I'm stumped on this one. Any help? - Apr 16th 2012, 08:07 PMSorobanRe: Function question advanced pre-cal
Hello, steward0099!

Quote:

Given: $\displaystyle f(x) \:=\: x^2+mx+n$

$\displaystyle m$ and $\displaystyle n$ are roots of the function.

What is the product of $\displaystyle m$ and $\displaystyle n$?

There is a theorem which says: the product of the roots is the contant term, $\displaystyle n.$

You can use Algebra to answer the question.

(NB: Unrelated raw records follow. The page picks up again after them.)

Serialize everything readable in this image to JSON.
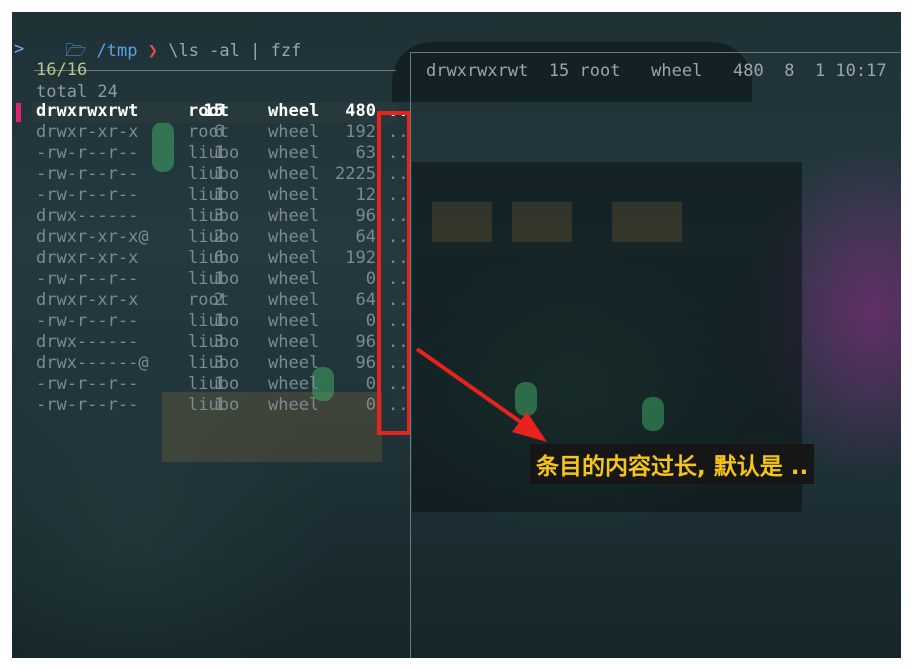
{
  "prompt": {
    "apple_icon": "apple-icon",
    "folder_icon": "folder-icon",
    "path": "/tmp",
    "arrow": "❯",
    "command": "\\ls -al | fzf",
    "caret": ">"
  },
  "finder": {
    "counter": "16/16",
    "header": "total 24",
    "rows": [
      {
        "perm": "drwxrwxrwt",
        "links": "15",
        "owner": "root",
        "group": "wheel",
        "size": "480",
        "tail": ".."
      },
      {
        "perm": "drwxr-xr-x",
        "links": "6",
        "owner": "root",
        "group": "wheel",
        "size": "192",
        "tail": ".."
      },
      {
        "perm": "-rw-r--r--",
        "links": "1",
        "owner": "liubo",
        "group": "wheel",
        "size": "63",
        "tail": ".."
      },
      {
        "perm": "-rw-r--r--",
        "links": "1",
        "owner": "liubo",
        "group": "wheel",
        "size": "2225",
        "tail": ".."
      },
      {
        "perm": "-rw-r--r--",
        "links": "1",
        "owner": "liubo",
        "group": "wheel",
        "size": "12",
        "tail": ".."
      },
      {
        "perm": "drwx------",
        "links": "3",
        "owner": "liubo",
        "group": "wheel",
        "size": "96",
        "tail": ".."
      },
      {
        "perm": "drwxr-xr-x@",
        "links": "2",
        "owner": "liubo",
        "group": "wheel",
        "size": "64",
        "tail": ".."
      },
      {
        "perm": "drwxr-xr-x",
        "links": "6",
        "owner": "liubo",
        "group": "wheel",
        "size": "192",
        "tail": ".."
      },
      {
        "perm": "-rw-r--r--",
        "links": "1",
        "owner": "liubo",
        "group": "wheel",
        "size": "0",
        "tail": ".."
      },
      {
        "perm": "drwxr-xr-x",
        "links": "2",
        "owner": "root",
        "group": "wheel",
        "size": "64",
        "tail": ".."
      },
      {
        "perm": "-rw-r--r--",
        "links": "1",
        "owner": "liubo",
        "group": "wheel",
        "size": "0",
        "tail": ".."
      },
      {
        "perm": "drwx------",
        "links": "3",
        "owner": "liubo",
        "group": "wheel",
        "size": "96",
        "tail": ".."
      },
      {
        "perm": "drwx------@",
        "links": "3",
        "owner": "liubo",
        "group": "wheel",
        "size": "96",
        "tail": ".."
      },
      {
        "perm": "-rw-r--r--",
        "links": "1",
        "owner": "liubo",
        "group": "wheel",
        "size": "0",
        "tail": ".."
      },
      {
        "perm": "-rw-r--r--",
        "links": "1",
        "owner": "liubo",
        "group": "wheel",
        "size": "0",
        "tail": ".."
      }
    ]
  },
  "preview": {
    "text": "drwxrwxrwt  15 root   wheel   480  8  1 10:17 ."
  },
  "annotation": {
    "label": "条目的内容过长, 默认是 ..",
    "color": "#e8221c"
  },
  "colors": {
    "selected_marker": "#e0246f",
    "counter": "#b7c78a",
    "label_text": "#f5c518"
  }
}
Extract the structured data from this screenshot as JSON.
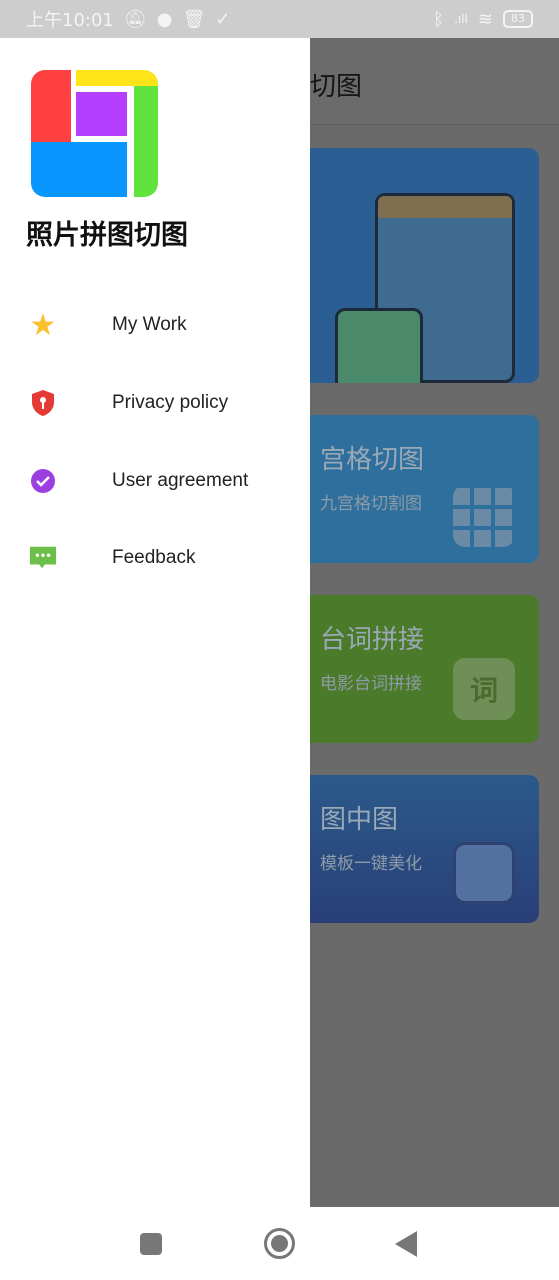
{
  "status_bar": {
    "time": "上午10:01",
    "battery": "83",
    "icons": [
      "mute-icon",
      "chat-icon",
      "trash-icon",
      "download-done-icon",
      "bluetooth-icon",
      "signal-icon",
      "wifi-icon",
      "battery-icon"
    ]
  },
  "background_app": {
    "header_title": "切图",
    "cards": [
      {
        "title": "",
        "subtitle": "",
        "color": "#2b5f93"
      },
      {
        "title": "宫格切图",
        "subtitle": "九宫格切割图",
        "icon": "grid-icon",
        "color": "#2f6f9e"
      },
      {
        "title": "台词拼接",
        "subtitle": "电影台词拼接",
        "icon_text": "词",
        "color": "#4b7a2a"
      },
      {
        "title": "图中图",
        "subtitle": "模板一键美化",
        "icon": "picture-frame-icon",
        "color": "#2a4a80"
      }
    ]
  },
  "drawer": {
    "app_name": "照片拼图切图",
    "items": [
      {
        "label": "My Work",
        "icon": "star-icon",
        "color": "#fbc02d"
      },
      {
        "label": "Privacy policy",
        "icon": "shield-icon",
        "color": "#e53935"
      },
      {
        "label": "User agreement",
        "icon": "check-circle-icon",
        "color": "#9c3fe0"
      },
      {
        "label": "Feedback",
        "icon": "message-icon",
        "color": "#6cc04a"
      }
    ]
  },
  "nav_bar": {
    "buttons": [
      "recents",
      "home",
      "back"
    ]
  }
}
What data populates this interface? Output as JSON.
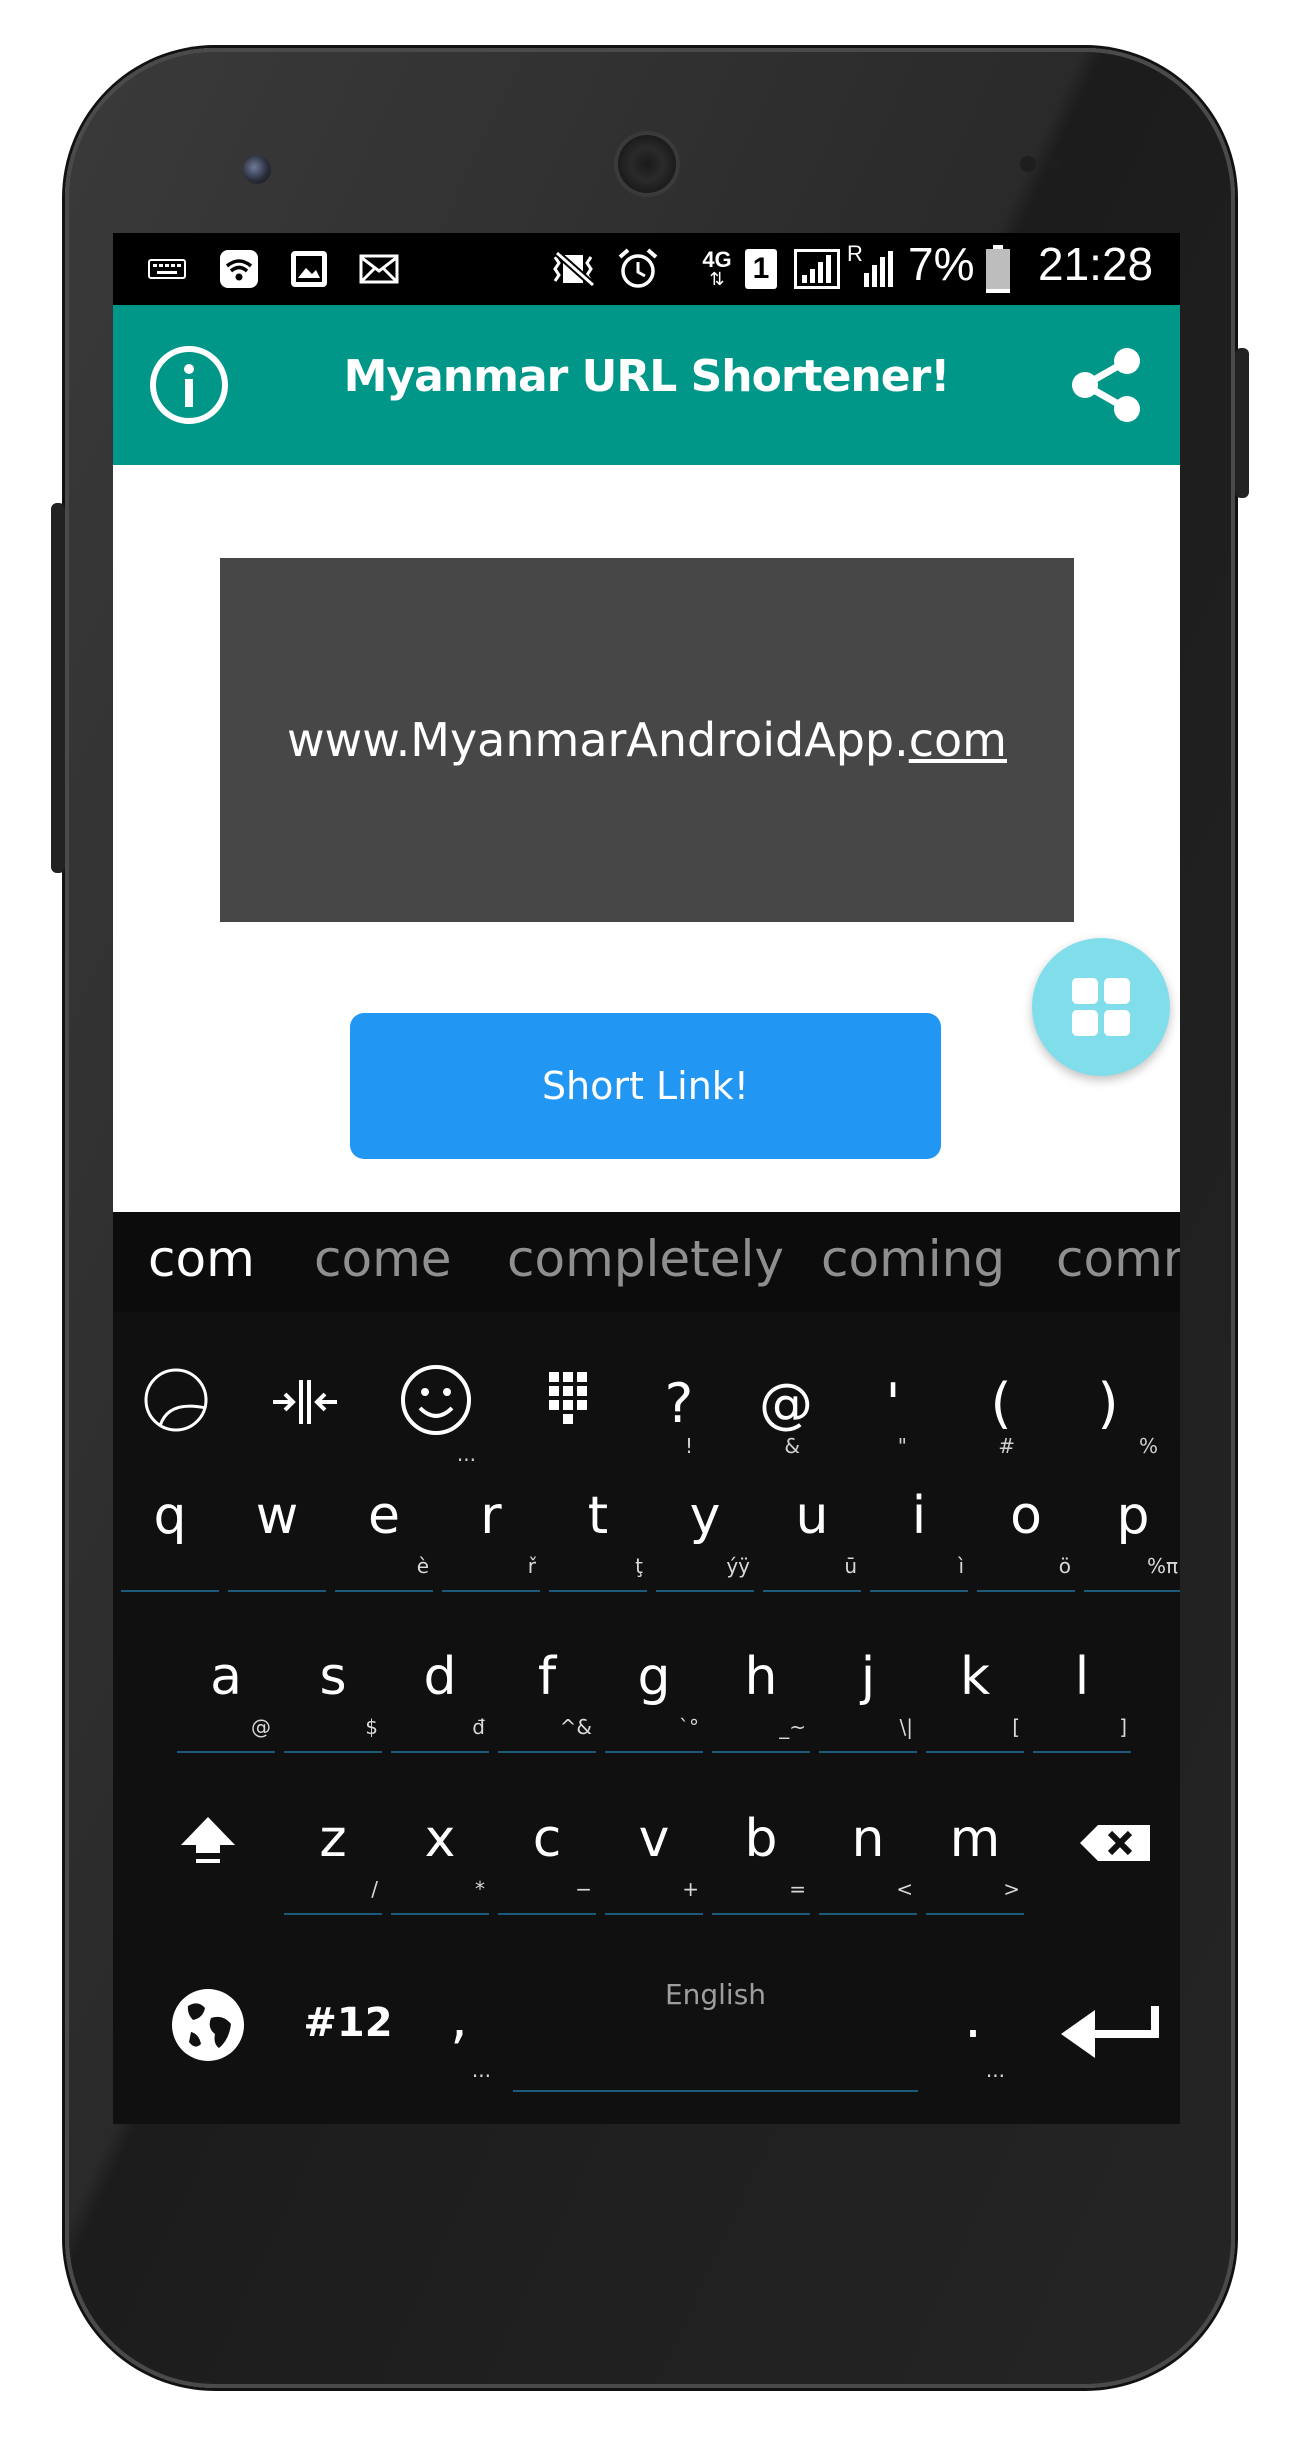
{
  "status_bar": {
    "icons": [
      "keyboard-icon",
      "wifi-icon",
      "image-icon",
      "mail-icon",
      "vibrate-off-icon",
      "alarm-icon",
      "4g-icon",
      "sim-1-icon",
      "signal-icon",
      "roaming-signal-icon"
    ],
    "roaming_label": "R",
    "network_label": "4G",
    "sim_label": "1",
    "battery": "7%",
    "time": "21:28"
  },
  "app_bar": {
    "title": "Myanmar URL Shortener!",
    "left_icon": "info-icon",
    "right_icon": "share-icon",
    "color": "#009688"
  },
  "main": {
    "url_prefix": "www.MyanmarAndroidApp.",
    "url_tld": "com",
    "button_label": "Short Link!",
    "button_color": "#2196f3",
    "fab_icon": "grid-icon",
    "fab_color": "#80deea"
  },
  "keyboard": {
    "suggestions": [
      "com",
      "come",
      "completely",
      "coming",
      "comm"
    ],
    "symbol_row": [
      {
        "main": "?",
        "sub": "!"
      },
      {
        "main": "@",
        "sub": "&"
      },
      {
        "main": "'",
        "sub": "\""
      },
      {
        "main": "(",
        "sub": "#"
      },
      {
        "main": ")",
        "sub": "%"
      }
    ],
    "tool_icons": [
      "sticker-icon",
      "cursor-move-icon",
      "emoji-icon",
      "numpad-icon"
    ],
    "emoji_sub": "...",
    "row1": [
      {
        "main": "q",
        "sub": ""
      },
      {
        "main": "w",
        "sub": ""
      },
      {
        "main": "e",
        "sub": "è"
      },
      {
        "main": "r",
        "sub": "ř"
      },
      {
        "main": "t",
        "sub": "ţ"
      },
      {
        "main": "y",
        "sub": "ýÿ"
      },
      {
        "main": "u",
        "sub": "ū"
      },
      {
        "main": "i",
        "sub": "ì"
      },
      {
        "main": "o",
        "sub": "ö"
      },
      {
        "main": "p",
        "sub": "%π"
      }
    ],
    "row2": [
      {
        "main": "a",
        "sub": "@"
      },
      {
        "main": "s",
        "sub": "$"
      },
      {
        "main": "d",
        "sub": "đ"
      },
      {
        "main": "f",
        "sub": "^&"
      },
      {
        "main": "g",
        "sub": "`°"
      },
      {
        "main": "h",
        "sub": "_~"
      },
      {
        "main": "j",
        "sub": "\\|"
      },
      {
        "main": "k",
        "sub": "["
      },
      {
        "main": "l",
        "sub": "]"
      }
    ],
    "row3": [
      {
        "main": "z",
        "sub": "/"
      },
      {
        "main": "x",
        "sub": "*"
      },
      {
        "main": "c",
        "sub": "−"
      },
      {
        "main": "v",
        "sub": "+"
      },
      {
        "main": "b",
        "sub": "="
      },
      {
        "main": "n",
        "sub": "<"
      },
      {
        "main": "m",
        "sub": ">"
      }
    ],
    "shift_icon": "shift-icon",
    "backspace_icon": "backspace-icon",
    "globe_icon": "globe-icon",
    "numbers_label": "#12",
    "comma_label": ",",
    "comma_sub": "...",
    "space_label": "English",
    "period_label": ".",
    "period_sub": "...",
    "enter_icon": "enter-icon"
  }
}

Use the Quadratic Formula to find the two roots: .$\displaystyle x \;=\;\frac{-m \pm \sqrt{m^2 - 4n}}{2}$

The two roots are: .$\displaystyle \frac{-m + \sqrt{m^2-4n}}{2}\,\text{ and }\,\frac{-m - \sqrt{m^2-4n}}{2}$

Now multiply them . . .

- Apr 16th 2012, 08:13 PMsteward0099Re: Function question advanced pre-cal
Thank you!

- Apr 17th 2012, 09:08 AMHallsofIvyRe: Function question advanced pre-cal
Also, if m and n are roots of $\displaystyle x^2+ mx+ n= 0$ (Strictly speaking, an

**equation**has "roots". You are looking for the**zeros**of the function.) then $\displaystyle x^2+mx+n= (x-m)(x-n)= x^2- (m+n)x+ mn$. So, as Soroban said, the product mn is -n. Of course, mn= -n is the same as mn+ n= n(m+n)= 0.

Either m= 0 or m= -n. We also have m= -(m+n) so that m= -m- n which yields n= -2m. So if n is not 0, we must have -n= 2m= m which says that m must be 0. That is, either m= 0 or n= 0. In either case mn= 0.